Qualified foreign investors will be able to trade commodity futures, commodity options and stock index options, China Securities Regulatory Commission said on its website on Friday. The changes will take effect in Nov. 1.
China is opening its financial markets to bring in more foreign investments to redirect its export-led economy. The country has also opened to foreign banks taking full ownership of investment banks, asset managers and other ventures. Goldman Sachs Group Inc. on Monday announced it had received approval to take full ownership of its securities venture, easing its push to expand in China.
There’s increasing interest in products to hedge risks in China’s markets as foreign investors expand their holdings. Beijing is also tightening control of private enterprises ranging from the education to the technology sectors at the same time as political tension is on the rise with the West.
Regulators have relaxed the Qualified Foreign Institutional Investors program -- a key channel for global funds to buy China assets multiple times in recent years. In 2019, it scrapped investment limits on stocks and bonds, meaning global funds no longer need approvals to purchase quotas to buy such assets.
Last year, CSRC said it planned to expand the derivatives market by letting foreigners use financial futures, commodity futures and options, without giving a time frame.

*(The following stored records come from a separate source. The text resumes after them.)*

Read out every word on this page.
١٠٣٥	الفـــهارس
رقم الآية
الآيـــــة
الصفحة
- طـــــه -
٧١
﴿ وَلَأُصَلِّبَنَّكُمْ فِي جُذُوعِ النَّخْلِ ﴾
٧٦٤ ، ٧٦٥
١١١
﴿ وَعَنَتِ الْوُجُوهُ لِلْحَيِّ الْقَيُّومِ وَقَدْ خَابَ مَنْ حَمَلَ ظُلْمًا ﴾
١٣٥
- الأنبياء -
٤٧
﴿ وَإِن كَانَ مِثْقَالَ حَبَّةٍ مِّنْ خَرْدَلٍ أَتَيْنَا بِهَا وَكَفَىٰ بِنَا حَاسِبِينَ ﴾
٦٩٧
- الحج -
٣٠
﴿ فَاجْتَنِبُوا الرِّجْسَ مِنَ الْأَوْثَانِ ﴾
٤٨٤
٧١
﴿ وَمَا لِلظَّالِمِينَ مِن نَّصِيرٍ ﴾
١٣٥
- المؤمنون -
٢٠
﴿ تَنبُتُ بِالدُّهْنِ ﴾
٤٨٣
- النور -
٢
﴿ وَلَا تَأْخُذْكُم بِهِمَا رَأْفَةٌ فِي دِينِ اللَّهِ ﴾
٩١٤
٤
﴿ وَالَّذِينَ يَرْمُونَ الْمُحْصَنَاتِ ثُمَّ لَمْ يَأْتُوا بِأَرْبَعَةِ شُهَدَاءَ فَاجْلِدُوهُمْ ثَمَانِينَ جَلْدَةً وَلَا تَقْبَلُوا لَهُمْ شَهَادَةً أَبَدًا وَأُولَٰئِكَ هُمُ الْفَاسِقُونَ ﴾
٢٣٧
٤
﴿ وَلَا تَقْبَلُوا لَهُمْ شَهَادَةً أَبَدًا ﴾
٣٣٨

CSRC said the move will attract more foreign capital and pledged to open more financial instruments to foreign investors in deepening market reform. Outside investors will be allowed to use index options only to hedge their positions, the CSRC said.
The announcement came as the bourse in Hong Kong on Monday started offering trading of A share index futures contracts, allowing for better hedging of key Chinese mainland stocks that can be traded via a link to markets in Shanghai and Shenzhen.